Görünürdeki Kürt lideri ama aslında yalnızca bir "siyasi
inşaat tahta perdesi" olan Selocan, Viyana'da "Die
Presse" gazetesine demeç vermiş.
Keke Selo, "Erdoğan eğer başkanlık sistemini getirmek
istiyorsa o zaman bizim de federal devlet modelleri üzerinde
tartışma hakkımız olduğunu düşünüyorum" demiş.
Hayırdır, Selo'nun aklı üç ay sonra nihayet başına mı geliyor?
Daha 9 Haziran'da söyledik, "oturun AKP ile anlaşın"
diye...
Sıkı pazarlık edecektiniz, bize ne veriyorsun, karşılığında bizden
ne istiyorsun?
Başkanlık sistemiyse, onunla birlikte eyalet sistemi... Tıpkı ABD
gibi...
Ve de yeni bir anayasa hazırlayacak olan AKP-HDP koalisyonu!

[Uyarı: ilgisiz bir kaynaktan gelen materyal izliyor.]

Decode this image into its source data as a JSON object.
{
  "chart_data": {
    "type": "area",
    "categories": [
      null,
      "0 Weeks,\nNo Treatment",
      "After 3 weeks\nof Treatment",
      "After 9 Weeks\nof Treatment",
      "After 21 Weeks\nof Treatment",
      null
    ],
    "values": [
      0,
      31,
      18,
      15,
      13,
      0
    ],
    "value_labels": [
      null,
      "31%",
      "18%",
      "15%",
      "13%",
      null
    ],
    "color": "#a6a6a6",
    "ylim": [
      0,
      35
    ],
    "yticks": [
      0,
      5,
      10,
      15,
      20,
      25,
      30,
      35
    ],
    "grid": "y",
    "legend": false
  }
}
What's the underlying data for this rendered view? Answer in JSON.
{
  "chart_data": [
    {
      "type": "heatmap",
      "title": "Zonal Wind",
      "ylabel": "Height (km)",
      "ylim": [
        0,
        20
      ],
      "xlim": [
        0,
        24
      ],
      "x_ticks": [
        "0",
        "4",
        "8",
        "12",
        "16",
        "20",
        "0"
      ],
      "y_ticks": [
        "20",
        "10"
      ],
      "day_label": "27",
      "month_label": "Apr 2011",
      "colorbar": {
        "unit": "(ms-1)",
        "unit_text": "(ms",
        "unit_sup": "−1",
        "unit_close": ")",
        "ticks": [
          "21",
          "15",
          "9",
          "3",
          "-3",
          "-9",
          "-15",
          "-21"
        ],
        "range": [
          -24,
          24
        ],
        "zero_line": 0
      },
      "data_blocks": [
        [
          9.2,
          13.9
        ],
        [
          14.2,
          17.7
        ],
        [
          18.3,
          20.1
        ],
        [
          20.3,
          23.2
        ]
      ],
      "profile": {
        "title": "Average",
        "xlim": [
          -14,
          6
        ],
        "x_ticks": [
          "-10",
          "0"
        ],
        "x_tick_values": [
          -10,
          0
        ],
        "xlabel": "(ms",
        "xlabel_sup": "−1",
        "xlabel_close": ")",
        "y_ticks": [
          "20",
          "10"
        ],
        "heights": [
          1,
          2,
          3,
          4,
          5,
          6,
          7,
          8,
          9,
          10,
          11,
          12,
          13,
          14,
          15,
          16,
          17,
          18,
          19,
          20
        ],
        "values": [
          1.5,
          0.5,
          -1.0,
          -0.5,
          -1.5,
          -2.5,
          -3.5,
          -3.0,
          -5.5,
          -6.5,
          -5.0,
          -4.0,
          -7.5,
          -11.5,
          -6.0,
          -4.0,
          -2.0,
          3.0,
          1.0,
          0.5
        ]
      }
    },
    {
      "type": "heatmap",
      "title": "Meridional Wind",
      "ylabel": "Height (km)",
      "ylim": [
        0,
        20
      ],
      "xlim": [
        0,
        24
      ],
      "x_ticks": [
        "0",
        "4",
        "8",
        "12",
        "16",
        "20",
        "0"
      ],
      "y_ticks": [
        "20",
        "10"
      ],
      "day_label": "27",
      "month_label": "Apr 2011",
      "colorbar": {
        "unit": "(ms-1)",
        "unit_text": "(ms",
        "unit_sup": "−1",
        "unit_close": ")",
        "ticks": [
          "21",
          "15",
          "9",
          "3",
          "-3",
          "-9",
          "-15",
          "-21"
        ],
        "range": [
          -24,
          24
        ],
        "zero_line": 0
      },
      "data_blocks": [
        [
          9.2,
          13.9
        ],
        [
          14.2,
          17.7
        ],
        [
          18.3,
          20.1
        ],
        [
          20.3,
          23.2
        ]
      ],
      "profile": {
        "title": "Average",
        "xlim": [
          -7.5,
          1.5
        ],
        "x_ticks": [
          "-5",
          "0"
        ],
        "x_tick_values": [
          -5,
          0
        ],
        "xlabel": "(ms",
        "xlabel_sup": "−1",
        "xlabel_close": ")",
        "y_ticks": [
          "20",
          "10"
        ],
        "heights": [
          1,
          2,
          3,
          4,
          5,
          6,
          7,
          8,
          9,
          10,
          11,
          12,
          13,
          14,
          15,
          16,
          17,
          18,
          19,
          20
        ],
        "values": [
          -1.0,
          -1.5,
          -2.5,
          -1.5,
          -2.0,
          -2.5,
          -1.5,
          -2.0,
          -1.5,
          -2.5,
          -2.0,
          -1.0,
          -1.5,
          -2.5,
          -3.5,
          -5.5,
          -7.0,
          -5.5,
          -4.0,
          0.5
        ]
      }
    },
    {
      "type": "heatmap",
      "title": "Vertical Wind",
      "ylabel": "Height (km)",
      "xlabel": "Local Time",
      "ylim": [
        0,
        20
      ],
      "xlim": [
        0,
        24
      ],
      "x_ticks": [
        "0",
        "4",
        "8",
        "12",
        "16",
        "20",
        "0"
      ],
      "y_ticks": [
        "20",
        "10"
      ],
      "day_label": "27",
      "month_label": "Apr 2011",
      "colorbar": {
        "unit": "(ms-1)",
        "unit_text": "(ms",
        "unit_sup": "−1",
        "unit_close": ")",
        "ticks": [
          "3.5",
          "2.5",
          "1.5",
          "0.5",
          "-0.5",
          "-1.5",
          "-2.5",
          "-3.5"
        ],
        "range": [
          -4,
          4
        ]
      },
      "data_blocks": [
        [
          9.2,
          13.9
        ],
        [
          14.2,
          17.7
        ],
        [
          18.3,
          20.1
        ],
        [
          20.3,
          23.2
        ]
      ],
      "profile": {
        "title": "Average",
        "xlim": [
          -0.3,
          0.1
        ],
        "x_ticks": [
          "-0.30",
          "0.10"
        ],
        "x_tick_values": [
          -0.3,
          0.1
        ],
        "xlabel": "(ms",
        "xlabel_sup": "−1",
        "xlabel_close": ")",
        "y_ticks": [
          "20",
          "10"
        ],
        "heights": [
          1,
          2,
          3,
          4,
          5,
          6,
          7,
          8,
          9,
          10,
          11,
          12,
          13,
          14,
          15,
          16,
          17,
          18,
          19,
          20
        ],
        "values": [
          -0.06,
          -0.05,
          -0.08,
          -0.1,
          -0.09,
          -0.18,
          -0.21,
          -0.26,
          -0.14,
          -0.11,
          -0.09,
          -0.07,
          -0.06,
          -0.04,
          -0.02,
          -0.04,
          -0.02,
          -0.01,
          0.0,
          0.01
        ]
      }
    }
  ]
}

Üç aydır bu kadar sıkıntı çekilmez, havanda su
dövülmezdi...
"İşbirliği şarttır" demiştik, umurunuzda bile olmadı. Tam tersine,
bütün köprüleri attınız. Ateşkesi bozdunuz, savaşa yeniden
başladınız.
Masayı bir kere daha tekmelediniz.
Fethullah'tan ve Amerikan gizli servisinden yemlenen üç-beş kart
serserinin etkisi altında kaldınız. "AKP'nin işi
bitti" diye düşündünüz herhalde...
Bu kadar sert bir cevap alacağınızı da tahmin edemediniz. Tokat
atmaya kalkıyorsunuz, tokat yiyince de ağlamaya koyuluyorsunuz.
Bir anlaşma sağlanamazsa da, hiç olmazsa sağlanamayacağı ortaya
çıkardı. Silahları konuşturmadan, masa başında.
Hani ne oldu şimdi bütün o "yaptırmayacağız, yaptırmayacağız,
yaptırmayacağız"havaları?
Devlet de "bombalayacağız, bombalayacağız, bombalayacağız" deyince
mi ayaklarınız suya erdi? "Eyalet isteriz ama başkan
istemeyiz" politikasını Viyana'ya gömdün mü Keke Selo? Bunu
niçin haziranda beceremediniz de, şimdi yeniden seçimin ucu
görününce, ağustosta cırcır böceği gibi ötüyorsunuz?